What is behind the explosion of boutique activity in Paris?
In the past week, two new firms have opened in the French capital: Swift Litigation, a six-person breakaway led by a Hogan Lovells partner, and Oyat, with 22 lawyers from French and international firms.
On Thursday, Mermoz, a 24-lawyer boutique launched just a month ago, added a seven-person competition law team led by partners from Fidal, France’s largest law firm.
All this after a busy January which saw, in addition to the launch of Mermoz, two longtime Dentons partners part ways to set up their own arbitrage shop. And the new shops of 2022 are not the only ones. Paris has been the site of half a dozen major boutique launches in 2020 and 2021, in areas ranging from arbitrage to finance to private equity.
“New firms are usually created for two reasons,” Caroline Basdevant-Soulié, co-founding partner of Oyat, told Law.com International. “There is the positive: you want to go faster, be closer to your customers, work differently, control your own future. And then there’s the negative, because you weren’t getting what you needed in your old company, and you were unlikely to get it.
Certainly, any legal market will have its share of entrepreneurial lawyers who, at some point in their careers, will want to run their own show rather than remain in Big Law’s embrace or clutches. Paris in 2022 is no exception.
Because of the timing, it’s tempting to think that this recent boom is the result of the pandemic – two years of extraordinary working conditions and workloads, which have led lawyers around the world to rethink how they want to practice and with Who. Indeed, some of the founders of these new boutiques have said that while they were happy in their old businesses and left on good terms, the pandemic has accentuated the negative aspects of big business life and may have precipitated their decision to to leave.
But it is not that simple. Boutique founders and new partners said other factors were also at play, some of them reflecting a desire and need for change in the French market.
In particular, they said, many large companies in France had been slow to accept new forms of work as more than a coping technique during the pandemic. They were reluctant to make lasting changes even though the new structure seemed to be working well.
“The pandemic has made us see that there are other ways to work,” Julien Martinet, the founding partner of Swift Litigation, told Law.com International. “Since we all had to do it, it showed us that we could and that being more flexible, more nimble, could actually be better for customers.”

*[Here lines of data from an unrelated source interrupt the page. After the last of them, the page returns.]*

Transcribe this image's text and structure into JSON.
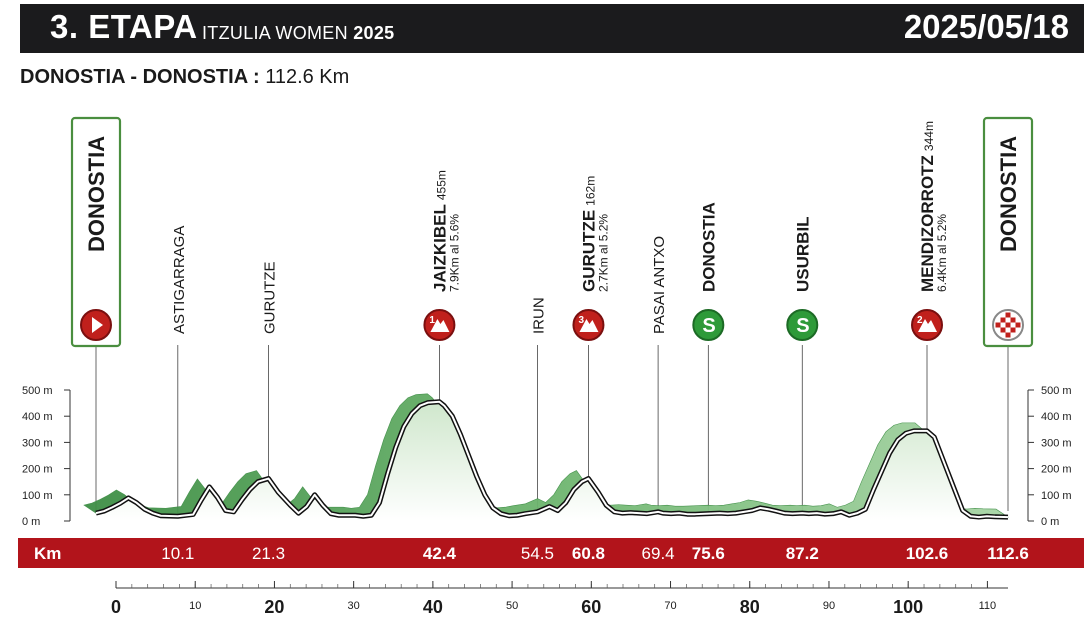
{
  "header": {
    "stage": "3. ETAPA",
    "race": "ITZULIA WOMEN",
    "year": "2025",
    "date": "2025/05/18"
  },
  "route": {
    "name": "DONOSTIA - DONOSTIA :",
    "distance": "112.6 Km"
  },
  "chart_data": {
    "type": "area",
    "title": "",
    "xlabel": "Km",
    "ylabel": "",
    "xlim": [
      0,
      112.6
    ],
    "ylim": [
      0,
      500
    ],
    "x_ticks": [
      0,
      10,
      20,
      30,
      40,
      50,
      60,
      70,
      80,
      90,
      100,
      110
    ],
    "x_ticks_bold": [
      0,
      20,
      40,
      60,
      80,
      100
    ],
    "y_ticks": [
      0,
      100,
      200,
      300,
      400,
      500
    ],
    "y_tick_labels": [
      "0 m",
      "100 m",
      "200 m",
      "300 m",
      "400 m",
      "500 m"
    ],
    "colors": {
      "profile_dark": "#3e8e45",
      "profile_mid": "#6db56e",
      "profile_light": "#a8d5a6",
      "band": "#b2141b",
      "mountain_marker": "#c0201c",
      "sprint_marker": "#2e9a39",
      "start_frame": "#4a8e3f"
    },
    "series": [
      {
        "x": [
          0,
          1,
          2,
          3,
          4,
          5,
          6,
          7,
          8,
          10.1,
          12,
          13,
          14,
          15,
          16,
          17,
          18,
          19,
          20,
          21.3,
          22.5,
          24,
          25,
          26,
          27,
          28,
          29,
          30,
          31,
          32,
          33,
          34,
          35,
          36,
          37,
          38,
          39,
          40,
          41,
          42.4,
          43,
          44,
          45,
          46,
          47,
          48,
          49,
          50,
          51,
          52,
          53,
          54.5,
          56,
          57,
          58,
          59,
          60,
          60.8,
          62,
          63,
          64,
          65,
          66,
          67,
          68,
          69.4,
          70,
          71,
          72,
          73,
          74,
          75.6,
          77,
          78,
          79,
          80,
          81,
          82,
          83,
          84,
          85,
          86,
          87.2,
          88,
          89,
          90,
          91,
          92,
          93,
          94,
          95,
          96,
          97,
          98,
          99,
          100,
          101,
          102.6,
          103.5,
          104,
          105,
          106,
          107,
          108,
          109,
          110,
          111,
          112.6
        ],
        "values": [
          30,
          38,
          52,
          68,
          88,
          70,
          45,
          30,
          20,
          18,
          25,
          80,
          130,
          90,
          40,
          35,
          80,
          120,
          150,
          162,
          110,
          60,
          30,
          55,
          100,
          60,
          28,
          22,
          22,
          22,
          18,
          22,
          70,
          180,
          280,
          360,
          410,
          440,
          452,
          455,
          440,
          400,
          330,
          250,
          170,
          100,
          50,
          28,
          20,
          22,
          28,
          35,
          55,
          40,
          70,
          120,
          150,
          162,
          110,
          60,
          35,
          30,
          32,
          30,
          28,
          35,
          30,
          28,
          30,
          26,
          26,
          28,
          30,
          28,
          30,
          35,
          40,
          50,
          45,
          38,
          30,
          28,
          30,
          28,
          30,
          26,
          28,
          35,
          22,
          30,
          45,
          120,
          190,
          260,
          310,
          335,
          344,
          344,
          320,
          280,
          200,
          120,
          40,
          18,
          15,
          18,
          16,
          15
        ]
      }
    ],
    "waypoints": [
      {
        "km": "0",
        "name": "DONOSTIA",
        "kind": "start",
        "bold": true
      },
      {
        "km": "10.1",
        "name": "ASTIGARRAGA",
        "kind": "place",
        "bold": false
      },
      {
        "km": "21.3",
        "name": "GURUTZE",
        "kind": "place",
        "bold": false
      },
      {
        "km": "42.4",
        "name": "JAIZKIBEL",
        "alt": "455m",
        "info": "7.9Km al 5.6%",
        "kind": "climb",
        "cat": "1",
        "bold": true
      },
      {
        "km": "54.5",
        "name": "IRUN",
        "kind": "place",
        "bold": false
      },
      {
        "km": "60.8",
        "name": "GURUTZE",
        "alt": "162m",
        "info": "2.7Km al 5.2%",
        "kind": "climb",
        "cat": "3",
        "bold": true
      },
      {
        "km": "69.4",
        "name": "PASAI ANTXO",
        "kind": "place",
        "bold": false
      },
      {
        "km": "75.6",
        "name": "DONOSTIA",
        "kind": "sprint",
        "icon": "S",
        "bold": true
      },
      {
        "km": "87.2",
        "name": "USURBIL",
        "kind": "sprint",
        "icon": "S",
        "bold": true
      },
      {
        "km": "102.6",
        "name": "MENDIZORROTZ",
        "alt": "344m",
        "info": "6.4Km al 5.2%",
        "kind": "climb",
        "cat": "2",
        "bold": true
      },
      {
        "km": "112.6",
        "name": "DONOSTIA",
        "kind": "finish",
        "bold": true
      }
    ]
  }
}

Marie-Hélène Tonnellier, co-founding partner of Oyat, attributes part of the desire for rupture to the fact that the French corporate culture, which also applies to law firms, still tends to make people wait a long time juniors before they have their chance. Table.
“One of the differences for us is that our youngsters have been part of the team from the very beginning,” said Tonnellier, who practiced early in his career at French elite firms Jeantet and Moquet Borde. “In some companies, interns never talk to the client, never come to a meeting. We’re not like that.”
New boutique law firm partners also said they believe the big firms are too determined to maintain their traditional management structures, including financial structures, despite signs that a new generation of lawyers is irritating them.
“Management is very heavy in large companies, and profitability is the main objective,” said Leyla Djavadi, a former competition partner at Fidal who joined Mermoz this week with fellow competition partner Jean-Louis Fourgoux and a team. of five professionals.
Djavadi, who before joining Fidal had worked for 28 years with Fourgoux in their own boutique firm, said she understands why lawyers of all ages might want to leave life in big firms.
“They don’t want to work like they did 20 years ago anymore,” she says. “They want to have a life. Making a lot of money is not their goal, and we have to find another way to deal with it.
But if money isn’t the reason to stay at a big law firm in Paris, where lawyers on average earn far less than at comparable jobs in London or New York, that might be a reason to leave.
Firms in France, as elsewhere, reported strong earnings in pandemic years 2020 and 2021, but some, including Bredin Prat, withheld promotions to associates and advisers, citing caution over potential turbulence in the business outlook.
This management decision, said the founder of a law firm, has caused friction among aspiring lawyers who are disappointed not to share in the wealth they have helped to create.
“I wouldn’t be surprised to see some of them leave, and very soon,” the founder said. “And I wouldn’t be surprised if some of them joined us or started their own businesses.”